Perhaps the most famous client of ASML is the Taiwanese ‘foundry’ TSMC. In the world of chipmaking, ‘foundries’ do not design chips but rather specialise in making them to others’ designs. TSMC is the only company that can currently manufacture the smallest viable chips in processes that can seem more akin to alchemy than science. TSMC’s end-clients include AI-darling Nvidia, whose Graphic Processing Units (GPUs) and advanced computer processors, are widely considered as the only units suitable for many of the most advanced AI functions.
The fund holds a number of companies which could benefit from the continued developments in AI, including ASML, TSMC and Nvidia. Other companies linked to AI include KLA, a company whose technologies help chipmakers to identify problems in their manufacturing processes, and BE Semiconductor Industries whose sophisticated bonding techniques help overcome some of the physical limitations of chip manufacture. Fund holdings Cadence and Synopsis produce software that enable chip design. All of these firms are not only involved in leading edge technological development but are also healthy businesses where the complexity of their products and the costs of facilities and development serve as healthy barriers to entry against would-be competitors.
But AI can’t stop anxiety
Despite this outlook and the immense promise of AI and the supply ecosystem enabling it, the technology’s development and the world at large face multiple threats. Governments worldwide have grasped the potentially revolutionary nature of AI and want to not only ensure their access to the latest technology, but also to deny it to their rivals. At the heart of this tension is the rivalry between the United States and China. It does not help that the most advanced chip manufacture takes place on Taiwan, already a flashpoint between the two superpowers. Yet beyond geopolitics, there are fears that the technology itself could fail to deliver the benefits anticipated or take much longer than expected to mature. That is to speak nothing of the anxieties about what AI could do if it does actually fulfil its potential, with concerns including AI-enabled misinformation, job destruction and social upheaval, and bigger questions about our continuation as a species.

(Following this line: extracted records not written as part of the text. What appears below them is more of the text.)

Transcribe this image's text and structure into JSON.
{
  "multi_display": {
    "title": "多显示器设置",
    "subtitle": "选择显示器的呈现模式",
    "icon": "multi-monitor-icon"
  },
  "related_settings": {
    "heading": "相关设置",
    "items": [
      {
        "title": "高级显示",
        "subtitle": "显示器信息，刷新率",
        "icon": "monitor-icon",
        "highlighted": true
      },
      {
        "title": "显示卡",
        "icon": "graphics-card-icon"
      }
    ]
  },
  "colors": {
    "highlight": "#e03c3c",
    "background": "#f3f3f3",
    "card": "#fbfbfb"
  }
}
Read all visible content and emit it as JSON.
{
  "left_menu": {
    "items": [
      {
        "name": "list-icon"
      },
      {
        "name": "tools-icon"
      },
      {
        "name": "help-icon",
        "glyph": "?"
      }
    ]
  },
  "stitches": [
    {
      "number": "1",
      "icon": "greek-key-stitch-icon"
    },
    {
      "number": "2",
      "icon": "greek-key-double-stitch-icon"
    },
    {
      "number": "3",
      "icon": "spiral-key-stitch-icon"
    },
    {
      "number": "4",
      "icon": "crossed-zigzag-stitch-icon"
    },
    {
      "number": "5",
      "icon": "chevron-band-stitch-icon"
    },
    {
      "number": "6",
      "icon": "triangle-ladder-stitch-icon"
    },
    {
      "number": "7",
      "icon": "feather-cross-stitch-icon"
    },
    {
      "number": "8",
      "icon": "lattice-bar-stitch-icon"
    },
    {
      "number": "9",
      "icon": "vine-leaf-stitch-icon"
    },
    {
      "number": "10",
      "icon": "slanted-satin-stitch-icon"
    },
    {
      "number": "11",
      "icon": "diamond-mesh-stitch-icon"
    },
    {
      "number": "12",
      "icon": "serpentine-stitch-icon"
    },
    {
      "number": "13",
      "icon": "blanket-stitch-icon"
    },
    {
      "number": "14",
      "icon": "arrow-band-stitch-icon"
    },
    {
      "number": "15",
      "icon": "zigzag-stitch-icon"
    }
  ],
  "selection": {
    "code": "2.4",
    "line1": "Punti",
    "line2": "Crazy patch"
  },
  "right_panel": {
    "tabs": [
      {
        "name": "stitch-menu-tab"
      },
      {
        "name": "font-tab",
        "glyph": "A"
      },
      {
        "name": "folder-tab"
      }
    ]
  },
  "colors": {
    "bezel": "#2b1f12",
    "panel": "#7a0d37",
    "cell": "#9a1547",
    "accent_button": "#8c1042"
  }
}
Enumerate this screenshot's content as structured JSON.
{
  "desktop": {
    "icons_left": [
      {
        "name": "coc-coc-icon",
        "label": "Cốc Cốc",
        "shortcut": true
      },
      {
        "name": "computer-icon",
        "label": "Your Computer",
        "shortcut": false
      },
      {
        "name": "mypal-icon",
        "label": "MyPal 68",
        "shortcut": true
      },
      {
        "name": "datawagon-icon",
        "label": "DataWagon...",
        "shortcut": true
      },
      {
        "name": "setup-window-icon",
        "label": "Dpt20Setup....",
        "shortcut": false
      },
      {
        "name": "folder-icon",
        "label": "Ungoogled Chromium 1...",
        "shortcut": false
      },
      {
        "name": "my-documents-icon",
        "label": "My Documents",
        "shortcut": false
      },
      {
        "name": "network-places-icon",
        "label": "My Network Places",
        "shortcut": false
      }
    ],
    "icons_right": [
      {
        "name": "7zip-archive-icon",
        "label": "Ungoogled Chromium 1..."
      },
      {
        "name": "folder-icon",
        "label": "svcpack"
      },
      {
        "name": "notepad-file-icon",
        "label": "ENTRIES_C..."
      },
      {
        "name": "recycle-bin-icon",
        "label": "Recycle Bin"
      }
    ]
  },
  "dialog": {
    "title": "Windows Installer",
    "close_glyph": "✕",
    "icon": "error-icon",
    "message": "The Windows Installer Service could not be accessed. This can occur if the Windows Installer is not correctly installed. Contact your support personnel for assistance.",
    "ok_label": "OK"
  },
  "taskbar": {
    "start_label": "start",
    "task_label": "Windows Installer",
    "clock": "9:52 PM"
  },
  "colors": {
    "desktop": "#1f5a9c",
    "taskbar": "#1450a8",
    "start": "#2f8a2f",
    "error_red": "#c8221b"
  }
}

Technology-related anxiety is, however, nothing new. Time will reveal the full implications of AI for all of us, but what is not in doubt is the potential of the technology to benefit humanity. Improved health and longevity, more bountiful and nutritious food production, vastly more efficient industrial processes, and enhanced tools for learning and development are but some of AI’s potential applications. As ever, behind all this promise sits an ecosystem of firms focused on developing the products to make this future possible.